I'm not in my normal office right now, so can't check for sure, but I think that John Ratey's "User's Guide to the Brain" includes a good deal about memory and also about ADD, so may be helpful as you look for more information.

As for tactics that people use, peruse the blog and the forum here as a starting point.  ADDitude Magazine has some good ideas about dealing with ADHD in general and may well address memory specifically (many of their articles address kids, but not all).

Melissa Orlov

This posting and article are very insightful for me. I have ADD and as a child I used to make up stories because I didn't remember what happened. Now I am honest about it. I just fess up that I cant remember and always feel horrible for not remembering --but it is almost as if I cant access that part of my memory. It affects me at work quite often. I am teacher now and share the classroom with another co-teacher. I have driven the co-teacher crazy by forgetting important messages from parents. Even when I make a conscious effort to "remember a message" after a half hour I wont remember who told me the message or important details. Now I always carry a small dictophone around my neck (it's about the size of a cellphone and I got it at Radio Shak for $30)-- I find that it helps exponentially. I also use one to remember things around the house (i.e. we need toilet paper and that my husband has a music lesson tomorrow, etc). I dont know if that's something your husband would open to. Lists on the fridge help also.

Thank you, anonymous, for posting that. My husband is always thinking that I'm deliberately trying to forget events or things that we've talked about, in order to get away from things. It led him to become verbally abusive. That's before he understood ADD. We are on the way to recovery now, and I think that we can make it, afterall. I'm going to recommend this site to him, so he can read here and feel that there are other people out there who are married to ADDers and who are going through the same things. About memory though, I think that ADDers remember things that are "unimportant" to other people. We see deeply, have deep insight, we remember other things that people always forget. Like snowflakes on our palms, or the sound of leaves crunching in the autumn. Things that may be unimportant to others but we feel are the most important things. So I really don't think that we make things up. We just remember differently. And I think it could actually be better! I think we are gifted, not "deficited" :-)

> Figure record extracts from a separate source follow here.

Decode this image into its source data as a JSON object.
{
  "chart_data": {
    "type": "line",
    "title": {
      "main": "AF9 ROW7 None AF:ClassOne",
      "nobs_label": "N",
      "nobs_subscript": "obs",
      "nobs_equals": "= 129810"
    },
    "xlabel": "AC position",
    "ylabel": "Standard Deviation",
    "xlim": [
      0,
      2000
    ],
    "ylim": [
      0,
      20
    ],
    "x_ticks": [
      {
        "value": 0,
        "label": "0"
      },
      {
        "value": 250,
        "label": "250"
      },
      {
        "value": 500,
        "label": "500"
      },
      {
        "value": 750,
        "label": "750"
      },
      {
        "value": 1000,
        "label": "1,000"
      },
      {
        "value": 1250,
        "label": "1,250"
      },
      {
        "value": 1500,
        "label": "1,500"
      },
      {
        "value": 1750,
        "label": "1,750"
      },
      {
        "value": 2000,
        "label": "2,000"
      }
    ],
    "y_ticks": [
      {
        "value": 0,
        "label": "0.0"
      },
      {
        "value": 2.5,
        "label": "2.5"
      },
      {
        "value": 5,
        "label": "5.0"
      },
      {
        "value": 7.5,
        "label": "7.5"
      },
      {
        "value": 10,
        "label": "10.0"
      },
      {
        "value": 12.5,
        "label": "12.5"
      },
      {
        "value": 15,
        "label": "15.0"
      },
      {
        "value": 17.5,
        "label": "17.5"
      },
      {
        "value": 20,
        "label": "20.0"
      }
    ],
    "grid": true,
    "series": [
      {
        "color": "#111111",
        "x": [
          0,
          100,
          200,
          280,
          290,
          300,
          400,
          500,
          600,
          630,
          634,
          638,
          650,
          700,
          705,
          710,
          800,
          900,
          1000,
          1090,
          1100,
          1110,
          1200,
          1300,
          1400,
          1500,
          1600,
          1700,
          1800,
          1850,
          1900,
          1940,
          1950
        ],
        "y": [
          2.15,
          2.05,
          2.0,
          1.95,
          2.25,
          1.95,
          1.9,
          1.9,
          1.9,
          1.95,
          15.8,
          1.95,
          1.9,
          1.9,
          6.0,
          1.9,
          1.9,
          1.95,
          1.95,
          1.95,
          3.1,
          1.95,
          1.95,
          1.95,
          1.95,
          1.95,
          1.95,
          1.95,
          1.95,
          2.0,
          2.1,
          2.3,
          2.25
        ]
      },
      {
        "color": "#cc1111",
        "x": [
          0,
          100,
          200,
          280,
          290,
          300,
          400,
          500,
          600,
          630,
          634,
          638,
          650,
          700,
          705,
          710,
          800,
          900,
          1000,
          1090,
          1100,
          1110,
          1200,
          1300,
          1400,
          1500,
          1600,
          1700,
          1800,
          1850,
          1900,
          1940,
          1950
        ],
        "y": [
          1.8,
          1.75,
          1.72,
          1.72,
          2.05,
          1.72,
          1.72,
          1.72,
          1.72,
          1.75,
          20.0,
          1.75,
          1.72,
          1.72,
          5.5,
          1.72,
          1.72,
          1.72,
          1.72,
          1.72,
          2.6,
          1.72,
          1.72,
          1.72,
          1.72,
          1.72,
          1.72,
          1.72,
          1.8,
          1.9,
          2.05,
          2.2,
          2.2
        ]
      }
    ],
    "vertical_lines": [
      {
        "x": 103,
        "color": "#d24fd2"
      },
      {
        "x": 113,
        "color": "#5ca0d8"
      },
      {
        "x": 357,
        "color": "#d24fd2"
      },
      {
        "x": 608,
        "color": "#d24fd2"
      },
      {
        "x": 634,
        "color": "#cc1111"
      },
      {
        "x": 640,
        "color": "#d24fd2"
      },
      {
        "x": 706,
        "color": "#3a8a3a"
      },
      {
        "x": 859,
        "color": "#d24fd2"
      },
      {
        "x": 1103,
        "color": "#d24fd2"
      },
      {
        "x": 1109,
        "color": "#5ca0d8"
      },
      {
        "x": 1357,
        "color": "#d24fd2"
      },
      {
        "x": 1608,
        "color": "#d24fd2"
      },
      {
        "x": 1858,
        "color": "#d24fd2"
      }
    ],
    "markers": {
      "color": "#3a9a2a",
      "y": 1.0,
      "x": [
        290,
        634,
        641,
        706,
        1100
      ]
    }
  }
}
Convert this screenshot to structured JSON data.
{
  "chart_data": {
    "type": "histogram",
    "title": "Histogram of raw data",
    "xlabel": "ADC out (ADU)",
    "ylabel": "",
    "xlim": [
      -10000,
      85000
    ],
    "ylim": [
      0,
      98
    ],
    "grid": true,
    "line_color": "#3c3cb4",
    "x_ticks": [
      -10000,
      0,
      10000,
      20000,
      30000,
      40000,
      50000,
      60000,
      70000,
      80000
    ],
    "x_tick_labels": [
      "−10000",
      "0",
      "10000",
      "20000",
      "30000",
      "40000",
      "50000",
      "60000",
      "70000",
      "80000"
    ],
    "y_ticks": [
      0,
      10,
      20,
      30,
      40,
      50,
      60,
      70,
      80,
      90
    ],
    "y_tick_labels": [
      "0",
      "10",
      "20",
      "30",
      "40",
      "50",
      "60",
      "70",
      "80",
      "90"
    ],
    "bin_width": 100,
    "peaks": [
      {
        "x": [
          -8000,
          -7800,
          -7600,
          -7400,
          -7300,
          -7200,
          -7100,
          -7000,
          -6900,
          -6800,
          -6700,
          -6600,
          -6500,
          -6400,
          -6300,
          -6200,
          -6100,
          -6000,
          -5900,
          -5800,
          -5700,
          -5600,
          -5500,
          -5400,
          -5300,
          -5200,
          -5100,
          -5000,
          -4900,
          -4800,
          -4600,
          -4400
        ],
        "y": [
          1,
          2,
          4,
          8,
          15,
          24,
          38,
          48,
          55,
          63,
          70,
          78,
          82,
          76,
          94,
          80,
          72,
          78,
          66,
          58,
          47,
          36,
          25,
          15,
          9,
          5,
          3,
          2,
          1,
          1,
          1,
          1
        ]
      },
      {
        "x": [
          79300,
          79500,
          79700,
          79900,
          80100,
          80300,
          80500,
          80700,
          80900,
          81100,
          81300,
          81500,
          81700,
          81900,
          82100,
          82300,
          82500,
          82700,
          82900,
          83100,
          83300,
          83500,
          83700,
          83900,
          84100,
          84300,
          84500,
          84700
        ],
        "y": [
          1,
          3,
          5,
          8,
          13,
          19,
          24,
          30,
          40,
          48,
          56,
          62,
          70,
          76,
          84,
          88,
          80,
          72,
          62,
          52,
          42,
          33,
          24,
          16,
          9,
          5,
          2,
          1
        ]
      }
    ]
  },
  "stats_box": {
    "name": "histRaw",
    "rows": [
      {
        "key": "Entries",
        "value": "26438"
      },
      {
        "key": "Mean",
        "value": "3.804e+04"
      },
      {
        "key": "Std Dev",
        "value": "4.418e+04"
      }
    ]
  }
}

Poor working memory, poor memory skills, poor executive functions and distractibility make paying attention to and remember non-novel or boring information quite difficult. Increasing ones self awareness and making concerted efforts to be present when doing things one knows they are likely to be a scent minded about can help a great deal. So does therapy, specifically ADHD therapy that can focus on building stronger skills were skills are weak. Keeping an open mindset that one can change and improve is important. Set aside a time to talk to your spouse calmly and unemotionally about how their adhd has been impacting you. I would recommend the Rule for Fair Fighting dialogue exchange. This is good for hot button topics. My husband has OCD but has many adhd symptoms. Ironically I was the one diagnosed with adhd but I have an excellent memory and sense of direction. I might not have adhd but adhd symptoms in certain situations which is not adhd then. My husband is extremely abscent minded and losing stuff but never takes steps to prevent it. He also has no sense of direction. I'm not sure if he has adhd or if his intrusive thoughts are distracting him. 
lastly and perhaps most important, take care of you. Talk to a therapist yourself to help get these feelings out and know better what to do. Some couples just aren't compatible. Our couples therapist said we can only change ourselves and sometimes that causes our partner to change and sometimes not. Life is happening now.